Information technology
There is no doubt that the application of Information and Communication Technology (ICT) is a critical success factor in the running of any business today and the insurance industry continues to explore the benefits it offers. Information technology applications are catalyst to the development of any industry but not without its challenges, the most critical of which is security. They commission is to establish the framework for information technology supervision of insurance institutions and promote arrangements for efficient and more cost effective applications in the insurance industry.
Competence of director’s, senior management and persons in control functions
The commission is concerned about the performance of some board and management as reflected in their work not only from compliance perspective but also in terms of strategic and operational choice they make. Our strategic approach to these challenges is to develop a mandatory competence profile for directors and persons in senior management and key functions in liaison with relevant organs of the industry whilst also considering a number of mandatory learning requirements/trainings for director, which shall commence in February, 2017.
Corporate governance
The importance of corporate governance in the management of insurance institution cannot be over-emphasized. The commission expects all directors of insurance institutions to rise up to the challenges of not only ensuring that their companies comply with relevant laws but also that their activities take into account the interest of all stakeholders especially policyholders and providers of capital
The commission will pay more attention to the behavioral aspects of corporate governance and extract accountability from relevant parties, especially directors and member of management. Consequently, all insurance institutions are require to forward, to the commission, planned schedule for their board meeting for the year 2017 not later than February 10, 2017.
Service delivery by the commission
In the course of the year 2016, they commission collated data on the service expectations of operators in the insurance industry with a view to incorporating same in a service charter. This has been reviewed and it is being finalised into a draft document to be circulated for further inputs. It is important to assure all relevant stakeholders that the commission is committed to ensure timeliness in the rendition of its service.

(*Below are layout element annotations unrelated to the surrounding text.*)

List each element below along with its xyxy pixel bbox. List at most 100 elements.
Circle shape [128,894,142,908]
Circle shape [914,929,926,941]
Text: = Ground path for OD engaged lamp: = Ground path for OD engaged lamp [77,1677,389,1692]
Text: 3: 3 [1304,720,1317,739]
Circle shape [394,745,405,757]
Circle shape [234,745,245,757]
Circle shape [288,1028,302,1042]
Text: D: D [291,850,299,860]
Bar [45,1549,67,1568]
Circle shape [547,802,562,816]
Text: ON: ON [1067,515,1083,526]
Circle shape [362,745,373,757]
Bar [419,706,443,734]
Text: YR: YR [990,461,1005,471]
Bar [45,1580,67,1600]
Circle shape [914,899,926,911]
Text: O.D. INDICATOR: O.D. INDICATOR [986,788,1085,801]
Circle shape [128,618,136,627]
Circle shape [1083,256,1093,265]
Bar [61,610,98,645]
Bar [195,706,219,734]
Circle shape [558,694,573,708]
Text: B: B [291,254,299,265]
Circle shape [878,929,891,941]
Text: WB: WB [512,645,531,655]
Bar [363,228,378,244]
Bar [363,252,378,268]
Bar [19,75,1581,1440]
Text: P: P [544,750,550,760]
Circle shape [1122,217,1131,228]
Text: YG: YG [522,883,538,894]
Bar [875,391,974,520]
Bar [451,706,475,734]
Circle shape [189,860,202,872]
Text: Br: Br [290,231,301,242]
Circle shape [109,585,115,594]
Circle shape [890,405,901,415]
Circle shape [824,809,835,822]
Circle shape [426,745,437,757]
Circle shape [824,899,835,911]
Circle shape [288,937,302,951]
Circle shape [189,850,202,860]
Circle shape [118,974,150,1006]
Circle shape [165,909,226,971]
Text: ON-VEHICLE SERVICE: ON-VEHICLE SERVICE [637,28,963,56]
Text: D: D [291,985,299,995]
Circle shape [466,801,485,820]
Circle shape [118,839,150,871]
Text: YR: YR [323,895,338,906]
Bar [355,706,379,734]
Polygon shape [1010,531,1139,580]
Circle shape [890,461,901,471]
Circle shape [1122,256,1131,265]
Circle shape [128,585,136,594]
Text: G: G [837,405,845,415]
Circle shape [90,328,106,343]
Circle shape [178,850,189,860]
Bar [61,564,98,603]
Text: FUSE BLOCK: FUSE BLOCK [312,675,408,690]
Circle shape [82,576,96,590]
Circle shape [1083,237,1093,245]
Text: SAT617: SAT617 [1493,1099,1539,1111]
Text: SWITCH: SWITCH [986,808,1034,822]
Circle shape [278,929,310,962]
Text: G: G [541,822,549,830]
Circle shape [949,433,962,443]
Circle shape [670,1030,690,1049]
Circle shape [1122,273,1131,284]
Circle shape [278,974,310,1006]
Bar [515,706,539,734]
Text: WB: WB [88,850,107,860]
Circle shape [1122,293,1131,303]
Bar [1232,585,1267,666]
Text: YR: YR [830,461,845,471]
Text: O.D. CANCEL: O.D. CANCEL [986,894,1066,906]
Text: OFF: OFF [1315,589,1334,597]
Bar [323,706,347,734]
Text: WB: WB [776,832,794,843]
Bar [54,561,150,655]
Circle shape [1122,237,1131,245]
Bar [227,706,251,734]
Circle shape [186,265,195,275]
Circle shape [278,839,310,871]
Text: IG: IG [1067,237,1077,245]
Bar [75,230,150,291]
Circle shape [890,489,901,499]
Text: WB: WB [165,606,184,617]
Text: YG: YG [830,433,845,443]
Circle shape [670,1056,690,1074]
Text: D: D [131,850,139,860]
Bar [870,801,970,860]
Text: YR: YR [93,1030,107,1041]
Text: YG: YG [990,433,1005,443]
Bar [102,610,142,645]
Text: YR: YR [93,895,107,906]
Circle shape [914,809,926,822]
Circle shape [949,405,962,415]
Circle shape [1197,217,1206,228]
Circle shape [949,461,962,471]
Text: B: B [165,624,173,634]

The commission is going to leverage on information technology to improve its effectiveness and reduce the regulatory burden of manual operations on insurance institutions. All complaints about the service of the commission should be forward to the SERVICOM unit of the commission for prompt attention.
Conclusion
There is no doubt that the insurance industry is going to continue to experience its share of the current economic challenges. The commission recognizes the need to be innovative and proportionate in its supervision of insurance institutions and would be so guided appropriately. The commission, however, expect that the avenue provided by insurers committee will be fully exploited to progressively improve the insurance industry’s contribution to the real economy in the manner and scale expected by stakeholders.